O presidente argentino, Néstor Kirchner, sabe manejar a personalidade rebelde da população de seu país. Há 30 anos os argentinos têm aversão ao Fundo Monetário Internacional, inimigo número 1 dos países em apuros. Nunca hesitaram em improvisar bandeiras e cartazes e sair às ruas protestando contra todos que consideram inimigos – o FMI na linha de frente. Esperto, o presidente Kirchner, nesta rodada de negociação com o Fundo, criou antes um clima de hostilidade em relação às ordens que viriam de Washington – sempre excessivamente severas, seja o país que for – mas acabou por fechar um acordo na terça-feira 9, pelo qual a Argentina paga uma parcela de US$ 3,1 bilhões do pacote de US$ 21 bilhões fechado em setembro do ano passado. O Fundo, por sua vez, promete aliviar o rigor de suas exigências quanto à renegociação da dívida pública em mãos dos credores. O principal ponto do acordo: a Argentina reconhece
o comitê de credores e começará a discutir com seus representantes a partir da próxima semana.

O calote era a opção da maioria da população. Apenas 16% dos argentinos (predominantemente da classe média) se opunham a um calote ao Fundo, mas mesmo escapando do calote o presidente não perdeu o respaldo da população. Há um mês ele tinha 82% de aprovação popular, caiu para 72%, mas a “qualidade do apoio” melhorou, segundo a imprensa do país. E melhorou porque, em vez de se basear apenas em seu estilo firme de governar, esse apoio vem do respaldo a suas decisões. Kirchner pagou uma dívida que se origina no governo de outro “inimigo”, Domingo Cavallo, contraída em meados de 2001 para sustentar o déficit fiscal do país. Aparentemente, o presidente saiu intacto da negociação. Pesquisas de opinião pública feitas antes da decisão indicavam que qualquer decisão oficial em relação a “pagar ou não” contaria com o aval popular.
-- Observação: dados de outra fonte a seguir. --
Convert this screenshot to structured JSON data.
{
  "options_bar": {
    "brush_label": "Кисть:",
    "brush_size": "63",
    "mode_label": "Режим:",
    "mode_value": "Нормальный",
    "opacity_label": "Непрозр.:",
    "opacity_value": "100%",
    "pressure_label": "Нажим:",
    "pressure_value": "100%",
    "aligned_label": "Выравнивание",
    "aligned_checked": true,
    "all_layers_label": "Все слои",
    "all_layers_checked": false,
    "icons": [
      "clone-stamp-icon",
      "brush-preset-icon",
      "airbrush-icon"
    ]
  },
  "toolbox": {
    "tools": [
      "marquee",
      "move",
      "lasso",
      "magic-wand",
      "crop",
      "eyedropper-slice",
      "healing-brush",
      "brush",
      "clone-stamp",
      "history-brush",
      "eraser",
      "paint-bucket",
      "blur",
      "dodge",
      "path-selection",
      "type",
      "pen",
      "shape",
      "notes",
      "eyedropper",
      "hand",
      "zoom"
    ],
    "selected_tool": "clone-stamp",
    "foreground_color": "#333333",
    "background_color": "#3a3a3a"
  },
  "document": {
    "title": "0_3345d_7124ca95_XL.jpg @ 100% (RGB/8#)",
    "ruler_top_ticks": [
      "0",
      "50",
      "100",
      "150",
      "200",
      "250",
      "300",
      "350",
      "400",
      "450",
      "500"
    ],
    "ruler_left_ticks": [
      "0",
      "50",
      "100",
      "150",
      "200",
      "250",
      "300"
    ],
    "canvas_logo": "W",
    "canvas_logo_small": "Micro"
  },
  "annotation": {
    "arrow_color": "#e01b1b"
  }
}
Isso porque, revoltados contra seus antecessores, os argentinos vêem Kirchner como um homem com força, caráter, independência de poderes externos. Certamente ele não é tudo isso, mas quem teve Carlos Menem como presidente durante quase uma década não almeja nenhum estadista da estirpe de François Mitterand na Casa Rosada.

O calote – cogitado pelo governo e reivindicado em manifestações de rua – dificultaria o retorno do investimento internacional ao País. É

uma roda perversa: as empresas e o governo argentino não conseguem captar capital privado no exterior desde a moratória de dezembro de 2001. Só tem acesso a financiamentos do Banco Mundial e do Banco Interamericano de Desenvolvimento (BID). Se desse outro calote,

desta vez não poderia mais contar com essas duas fontes. Na nota divulgada pelo FMI na quarta-feira 10, a diretora-gerente interina da instituição, Anne Krueger, disse que “a economia está se recuperando rapidamente e a implementação disciplinada das políticas monetária e fiscal tem contribuído para fortalecer a confiança, reduzir a inflação, abaixar as taxas de juros e atrair investimentos privados”. A Argentina é o terceiro maior devedor do Fundo, atrás do Brasil e da Turquia. Juntos, Brasil, Turquia e Argentina respondem por 72% de todo o crédito que o Fundo tem a receber.